When strangers leave our churches after a visit or five, there must be something wrong — with them. We know our churches are full of friendly people, because we are all friends. So what in the world is going on here?
Over time, we bond with those who share our history, rituals and activities. Friends grow together and share unspoken assumptions.
But tight-knit groups are not the whole story. To longtime members, that slab of polished wood in the sanctuary is not just a seat. It is the place their children grew up, the spot shared with a beloved partner now gone. When a stranger sits there, even the gentlest reproach, mixed with a touch of humour, can make an outsider feel unwelcome. The unspoken message: “One of us really belongs.”

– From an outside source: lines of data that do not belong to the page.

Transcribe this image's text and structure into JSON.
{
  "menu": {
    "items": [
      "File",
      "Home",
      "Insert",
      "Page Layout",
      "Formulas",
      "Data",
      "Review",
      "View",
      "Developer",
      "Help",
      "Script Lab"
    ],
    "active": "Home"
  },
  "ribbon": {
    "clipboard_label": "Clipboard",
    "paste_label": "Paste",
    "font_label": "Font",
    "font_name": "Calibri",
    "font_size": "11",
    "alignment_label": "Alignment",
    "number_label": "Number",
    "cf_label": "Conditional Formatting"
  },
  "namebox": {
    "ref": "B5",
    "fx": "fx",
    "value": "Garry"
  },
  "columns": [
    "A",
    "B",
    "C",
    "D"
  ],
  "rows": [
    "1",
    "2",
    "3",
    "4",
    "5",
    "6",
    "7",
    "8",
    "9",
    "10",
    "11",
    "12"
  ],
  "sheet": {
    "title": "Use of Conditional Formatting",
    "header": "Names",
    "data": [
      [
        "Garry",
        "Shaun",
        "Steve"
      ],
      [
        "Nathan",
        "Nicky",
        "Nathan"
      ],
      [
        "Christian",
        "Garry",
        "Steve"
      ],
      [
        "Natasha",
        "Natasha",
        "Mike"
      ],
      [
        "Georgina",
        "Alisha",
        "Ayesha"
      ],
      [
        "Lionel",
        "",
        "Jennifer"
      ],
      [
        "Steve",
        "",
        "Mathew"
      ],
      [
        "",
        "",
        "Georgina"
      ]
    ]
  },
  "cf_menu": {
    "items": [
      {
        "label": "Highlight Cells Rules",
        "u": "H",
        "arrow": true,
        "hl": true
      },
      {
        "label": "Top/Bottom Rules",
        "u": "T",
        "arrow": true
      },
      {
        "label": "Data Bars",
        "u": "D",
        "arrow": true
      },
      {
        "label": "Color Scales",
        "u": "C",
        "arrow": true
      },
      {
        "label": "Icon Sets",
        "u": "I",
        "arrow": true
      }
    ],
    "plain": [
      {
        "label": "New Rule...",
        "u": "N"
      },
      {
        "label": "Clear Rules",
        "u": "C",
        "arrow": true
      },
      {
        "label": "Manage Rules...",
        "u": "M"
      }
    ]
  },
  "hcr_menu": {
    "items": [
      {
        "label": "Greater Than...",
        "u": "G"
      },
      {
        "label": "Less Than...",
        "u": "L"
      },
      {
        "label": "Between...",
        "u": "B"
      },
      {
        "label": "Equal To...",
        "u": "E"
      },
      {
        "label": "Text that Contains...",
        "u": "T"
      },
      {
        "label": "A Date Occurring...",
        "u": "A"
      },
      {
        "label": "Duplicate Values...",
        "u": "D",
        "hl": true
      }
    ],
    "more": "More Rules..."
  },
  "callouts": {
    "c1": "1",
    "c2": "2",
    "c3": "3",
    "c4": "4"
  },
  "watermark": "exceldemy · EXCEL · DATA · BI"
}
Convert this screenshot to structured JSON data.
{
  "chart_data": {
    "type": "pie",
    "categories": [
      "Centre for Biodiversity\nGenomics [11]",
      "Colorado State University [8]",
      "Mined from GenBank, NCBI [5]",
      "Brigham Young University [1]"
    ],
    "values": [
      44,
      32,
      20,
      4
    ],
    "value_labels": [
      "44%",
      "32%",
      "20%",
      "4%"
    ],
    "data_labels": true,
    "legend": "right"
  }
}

For seasoned churchgoers, the children giggling behind them can be an intrusion into quiet sanctuary, not like days gone by when their own children sat in perfect stillness through church — if memory serves. Maybe a glance over the shoulder will convey to Mom and Dad that it’s time to settle the kids now.
Likewise, a careful word or a sideways look for the mother breastfeeding her infant in the front pew and the young man wearing a ball cap over his chemo-balded head should help these newcomers learn the proper way to behave in this wonderfully welcoming community.
The real problem of welcome is this: When one invites house guests to make themselves at home, the underlying hope is that they will not. Guests who occupy the host’s regular spot at the table, move furniture and lie down in the master bedroom will soon discover the invitation was not what it seemed.
When a congregation’s welcome means, “Come join my church and learn to do it my way,” we miss God’s opportunity to introduce church to a new generation. What if our mission is not simply to welcome but to share ownership of our church with people whose needs and priorities may be different from our own?
Congregations talk a lot about being welcoming, but welcoming is more like bringing home a newborn than hosting a guest or acquiring a tenant. Babies care nothing about adult comfort or convenience. They demand that we change our sleep patterns, our homes, our schedules, our diets, our financial commitments and our leisure activities. They come into our world expecting the best of those they will come to love. May they find it in our midst.
Rev. Connie denBok is a minister at Alderwood United in Toronto.